3−C教室――放課後。
 授業も終わり、生徒達は各々の行動に移り始める。そんな中、龍麻達四人は学校を出る準備だけは終えていた。
「結局、美里は戻って来なかったな……」
 時計を見て、醍醐が一つの席に視線を移す。その席に座っているはずの者は未だに保健室だ。
「まっ、たまにゃいいんじゃねぇの? 美里は、真面目すぎるからな」
「うむ……ローゼンクロイツの実験の後遺症かもしれんな」
 あくまで気楽な京一に、醍醐は難しく考え込む。
「もう一度、桜ヶ丘に連れて行った方がいいかもしれん……」
「醍醐クン――ねぇ、今日は、これからどうするの? 葵の調子も悪い事だし、不動に行くのはまたにする?」
 小蒔の問いに、醍醐は顎に手をやり、何やら考えていたが
「いや……俺達だけで、珠は封印しに行こう」
 との結論を出した。
「鬼道衆の動きが気になる」
「あぁ。いつまでも持ってるワケには、いかねぇしな。それでいいだろ、ひーちゃん?」
 京一も頷き、龍麻に同意を求める。が、龍麻は首を振った。
「葵さんは、連れて行く」
「おいおい……分かってんのか、ひーちゃん? 美里に無理させるわけにゃ……」
「そんな葵さんを、一人にさせるつもり?」
 あれから考えたのだが、鬼道衆の動きがある以上、戦闘力の安定していない葵を一人にしておくのは危険だ。それに、彼女が望む限り連れて行く、と約束している。
「まあ、そりゃそうだけどよ……」
「それに、今更置いて行こうなんて言っても遅いし」
 言い終わると同時に、教室のドアが開いた。そこには話題の主、葵がいる。彼女の接近を龍麻は《氣》で察知していたのだろう。
「ね?」
「……どうしたの?」
「いや、みんな葵さんが来るのを待ってたんだ」
 仲間の視線を受けて不思議そうにする葵に、龍麻はそう答える。
「葵、もう起きても平気なの?」
「まだ無理しない方がいいんじゃないのか?」
 葵の身体を心配する小蒔と醍醐だが、彼女の意志は変わらないようだった。
「身体なら大丈夫。だいぶ、良くなったから。だから……私も連れて行って。私もちゃんと見届けたいの。今まで、私達がやってきたことの結末を……だから――」
「分かってるよ。だから、みんなで待ってたんだ。ねぇ、みんな?」
 そう言って、龍麻は京一達を見る。その目に鋭い光が宿った。「文句はないよね?」と釘を刺すような視線に、京一達は勢いよく首を上下に振る。

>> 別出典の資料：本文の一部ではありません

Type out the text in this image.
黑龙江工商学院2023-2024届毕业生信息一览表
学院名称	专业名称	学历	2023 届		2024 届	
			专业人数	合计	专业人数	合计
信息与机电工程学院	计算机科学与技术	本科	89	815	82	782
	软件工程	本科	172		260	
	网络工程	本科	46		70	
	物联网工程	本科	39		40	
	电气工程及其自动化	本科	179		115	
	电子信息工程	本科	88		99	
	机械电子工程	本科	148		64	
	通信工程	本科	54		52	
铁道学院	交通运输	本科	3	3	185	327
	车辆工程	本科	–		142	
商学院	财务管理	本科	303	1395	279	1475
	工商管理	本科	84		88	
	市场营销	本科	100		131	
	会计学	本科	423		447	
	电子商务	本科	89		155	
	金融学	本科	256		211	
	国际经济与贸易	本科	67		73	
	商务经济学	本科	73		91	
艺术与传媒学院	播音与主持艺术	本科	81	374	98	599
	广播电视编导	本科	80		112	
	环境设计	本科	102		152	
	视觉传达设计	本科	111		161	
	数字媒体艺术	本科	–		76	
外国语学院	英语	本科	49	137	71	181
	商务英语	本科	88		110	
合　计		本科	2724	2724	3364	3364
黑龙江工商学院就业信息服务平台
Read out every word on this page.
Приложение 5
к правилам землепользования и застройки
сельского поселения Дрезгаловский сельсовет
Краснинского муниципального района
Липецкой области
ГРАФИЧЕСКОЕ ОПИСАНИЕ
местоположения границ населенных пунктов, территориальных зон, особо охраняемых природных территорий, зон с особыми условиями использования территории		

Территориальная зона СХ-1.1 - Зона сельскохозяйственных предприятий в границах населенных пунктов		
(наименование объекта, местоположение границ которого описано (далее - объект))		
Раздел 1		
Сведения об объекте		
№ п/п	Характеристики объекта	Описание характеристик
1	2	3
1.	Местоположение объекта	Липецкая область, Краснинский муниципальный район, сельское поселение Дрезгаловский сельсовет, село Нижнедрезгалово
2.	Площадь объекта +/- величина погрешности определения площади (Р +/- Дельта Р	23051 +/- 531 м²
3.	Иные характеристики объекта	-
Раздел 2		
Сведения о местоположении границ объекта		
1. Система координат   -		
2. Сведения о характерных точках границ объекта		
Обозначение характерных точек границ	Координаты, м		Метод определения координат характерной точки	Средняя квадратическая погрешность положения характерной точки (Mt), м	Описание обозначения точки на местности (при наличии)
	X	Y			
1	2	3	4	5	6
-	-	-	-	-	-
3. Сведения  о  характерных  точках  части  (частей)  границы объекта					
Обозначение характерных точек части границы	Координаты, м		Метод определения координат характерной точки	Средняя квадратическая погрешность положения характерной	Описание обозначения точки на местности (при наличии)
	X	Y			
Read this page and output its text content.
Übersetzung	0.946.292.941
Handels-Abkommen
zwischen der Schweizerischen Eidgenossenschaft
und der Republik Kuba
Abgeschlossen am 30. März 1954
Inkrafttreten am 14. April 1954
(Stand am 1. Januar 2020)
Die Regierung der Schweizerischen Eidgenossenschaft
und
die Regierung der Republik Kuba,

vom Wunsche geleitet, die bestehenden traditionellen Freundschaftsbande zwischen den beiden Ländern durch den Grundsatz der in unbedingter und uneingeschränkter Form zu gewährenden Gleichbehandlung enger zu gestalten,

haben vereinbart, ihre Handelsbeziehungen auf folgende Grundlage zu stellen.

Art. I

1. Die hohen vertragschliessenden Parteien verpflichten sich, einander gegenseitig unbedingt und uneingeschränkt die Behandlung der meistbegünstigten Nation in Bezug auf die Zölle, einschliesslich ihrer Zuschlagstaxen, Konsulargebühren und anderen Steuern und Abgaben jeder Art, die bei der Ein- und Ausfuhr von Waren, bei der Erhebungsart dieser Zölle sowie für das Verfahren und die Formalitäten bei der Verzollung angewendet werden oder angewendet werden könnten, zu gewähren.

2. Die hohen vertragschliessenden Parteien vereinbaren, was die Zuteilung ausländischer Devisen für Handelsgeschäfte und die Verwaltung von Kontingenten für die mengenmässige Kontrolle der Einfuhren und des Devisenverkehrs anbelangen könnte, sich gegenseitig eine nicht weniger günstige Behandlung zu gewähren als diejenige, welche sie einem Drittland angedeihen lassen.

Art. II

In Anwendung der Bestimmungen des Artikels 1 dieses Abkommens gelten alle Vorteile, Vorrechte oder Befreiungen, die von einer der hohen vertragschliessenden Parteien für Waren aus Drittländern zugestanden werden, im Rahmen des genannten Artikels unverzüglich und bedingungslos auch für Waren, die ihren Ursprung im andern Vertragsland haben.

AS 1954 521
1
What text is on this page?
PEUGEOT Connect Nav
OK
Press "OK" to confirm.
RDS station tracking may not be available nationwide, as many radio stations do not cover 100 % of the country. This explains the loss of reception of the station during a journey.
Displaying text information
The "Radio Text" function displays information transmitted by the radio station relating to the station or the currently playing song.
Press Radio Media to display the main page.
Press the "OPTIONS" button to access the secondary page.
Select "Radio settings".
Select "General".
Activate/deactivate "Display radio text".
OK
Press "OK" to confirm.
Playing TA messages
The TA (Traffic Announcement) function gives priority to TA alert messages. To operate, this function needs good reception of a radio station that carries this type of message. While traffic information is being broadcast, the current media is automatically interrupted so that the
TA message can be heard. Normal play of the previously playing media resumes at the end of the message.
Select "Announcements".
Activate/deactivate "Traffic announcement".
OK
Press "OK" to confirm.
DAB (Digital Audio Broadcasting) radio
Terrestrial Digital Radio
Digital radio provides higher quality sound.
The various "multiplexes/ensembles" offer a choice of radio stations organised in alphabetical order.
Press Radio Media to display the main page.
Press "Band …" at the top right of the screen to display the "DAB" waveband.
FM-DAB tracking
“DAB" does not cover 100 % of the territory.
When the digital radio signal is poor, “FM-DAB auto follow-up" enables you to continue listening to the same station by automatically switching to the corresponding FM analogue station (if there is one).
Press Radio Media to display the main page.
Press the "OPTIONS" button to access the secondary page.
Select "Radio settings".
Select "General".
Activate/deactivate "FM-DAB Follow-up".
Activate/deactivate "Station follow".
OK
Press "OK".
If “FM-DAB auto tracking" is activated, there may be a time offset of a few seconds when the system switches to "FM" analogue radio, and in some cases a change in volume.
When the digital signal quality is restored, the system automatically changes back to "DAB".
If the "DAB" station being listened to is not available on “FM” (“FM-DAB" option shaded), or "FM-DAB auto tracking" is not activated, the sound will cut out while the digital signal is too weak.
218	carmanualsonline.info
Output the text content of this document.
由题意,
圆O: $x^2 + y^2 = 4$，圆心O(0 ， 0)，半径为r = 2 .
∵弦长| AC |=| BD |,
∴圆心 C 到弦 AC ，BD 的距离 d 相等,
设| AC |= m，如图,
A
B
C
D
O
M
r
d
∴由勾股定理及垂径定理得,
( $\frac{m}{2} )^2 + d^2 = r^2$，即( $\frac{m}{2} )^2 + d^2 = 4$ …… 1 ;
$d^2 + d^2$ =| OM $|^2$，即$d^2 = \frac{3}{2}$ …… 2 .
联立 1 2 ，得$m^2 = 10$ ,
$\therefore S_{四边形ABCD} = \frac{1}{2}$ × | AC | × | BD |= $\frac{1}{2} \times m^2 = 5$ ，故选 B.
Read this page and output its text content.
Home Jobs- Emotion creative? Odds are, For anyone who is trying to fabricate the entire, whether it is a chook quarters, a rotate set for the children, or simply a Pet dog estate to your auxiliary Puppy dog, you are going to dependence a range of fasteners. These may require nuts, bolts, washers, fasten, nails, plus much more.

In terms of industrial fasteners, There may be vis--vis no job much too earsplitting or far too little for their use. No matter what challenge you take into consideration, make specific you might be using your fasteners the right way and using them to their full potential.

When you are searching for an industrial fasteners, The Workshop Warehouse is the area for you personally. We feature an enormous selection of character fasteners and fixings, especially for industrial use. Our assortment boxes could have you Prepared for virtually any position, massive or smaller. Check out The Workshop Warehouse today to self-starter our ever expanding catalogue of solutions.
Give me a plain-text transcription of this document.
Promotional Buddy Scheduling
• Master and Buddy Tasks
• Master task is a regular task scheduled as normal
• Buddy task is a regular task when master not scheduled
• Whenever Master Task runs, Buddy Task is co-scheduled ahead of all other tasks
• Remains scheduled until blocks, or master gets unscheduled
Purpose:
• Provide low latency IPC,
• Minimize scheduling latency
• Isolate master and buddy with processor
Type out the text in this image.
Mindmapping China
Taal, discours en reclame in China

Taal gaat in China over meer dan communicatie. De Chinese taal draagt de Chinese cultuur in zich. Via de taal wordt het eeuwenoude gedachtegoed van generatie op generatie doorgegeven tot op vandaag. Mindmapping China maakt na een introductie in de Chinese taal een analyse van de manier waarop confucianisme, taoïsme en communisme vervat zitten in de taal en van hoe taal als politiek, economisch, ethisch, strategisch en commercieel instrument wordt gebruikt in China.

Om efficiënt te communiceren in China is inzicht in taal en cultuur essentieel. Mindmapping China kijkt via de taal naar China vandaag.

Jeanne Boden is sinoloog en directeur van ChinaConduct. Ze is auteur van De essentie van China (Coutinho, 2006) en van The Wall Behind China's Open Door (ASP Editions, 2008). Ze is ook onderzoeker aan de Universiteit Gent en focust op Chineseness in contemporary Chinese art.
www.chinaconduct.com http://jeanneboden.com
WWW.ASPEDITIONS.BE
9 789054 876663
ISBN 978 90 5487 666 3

「本人が行きたいって言うんなら、お、俺は反対しねぇぜ」
「ま、まあ……いいだろう」
「そ、そうだね。最後なんだし、一緒に行こうよ」
 冷や汗を流しながら口々に言う三人。その様子に疑問符を浮かべる葵だったが、同行を許された嬉しさが優先し、それ以上は気に留めなかった。



 総武線を平井駅で下車。そこからバスと徒歩で、龍麻達は江戸川区の最勝寺へとやって来た。朝方は薄曇りだったが、どうにも怪しい雲行きになってきた。雨に降られるのは避けたいところだ。
「それじゃ、早いとこ、祠を探そうぜ」
 空を見ながら京一が言う。彼も天候は気になるのだろう。
「美里と小蒔はここで待ってろよ。俺達で探してくるからよ。ひーちゃんは――ここにいてくれ」
「でも、僕が行かないと封印は無理だよ」
「分かってるよ。でも、探すだけならできるだろ? ここは目黒みたいにだだっ広くねぇからな。見つけたら呼ぶからよ」
 言いつつ京一の目が左右に動く。どうやら京一は気付いているようだ。
「そういうことだ。龍麻、二人を頼んだぞ」
 醍醐もそう言い、龍麻から宝珠を受け取るとそのまま京一と行ってしまった。
「あいつら、どっかでボク達のコト見ているのかな?」
 周囲をキョロキョロと見て、小蒔。どうにも彼女は気配や《氣》といったものに鈍いようだ。よほど強い《氣》なら別だろうが、気配を隠している者達を捉えられるのは、龍麻達男性陣がメインである。女性陣では葵、後は近接戦闘をする藤咲に雪乃くらいだろうか。高見沢は霊関係、裏密は気配というか《力》に関わるものに敏感に反応する。《力》の種類と環境に左右されるということだろうか。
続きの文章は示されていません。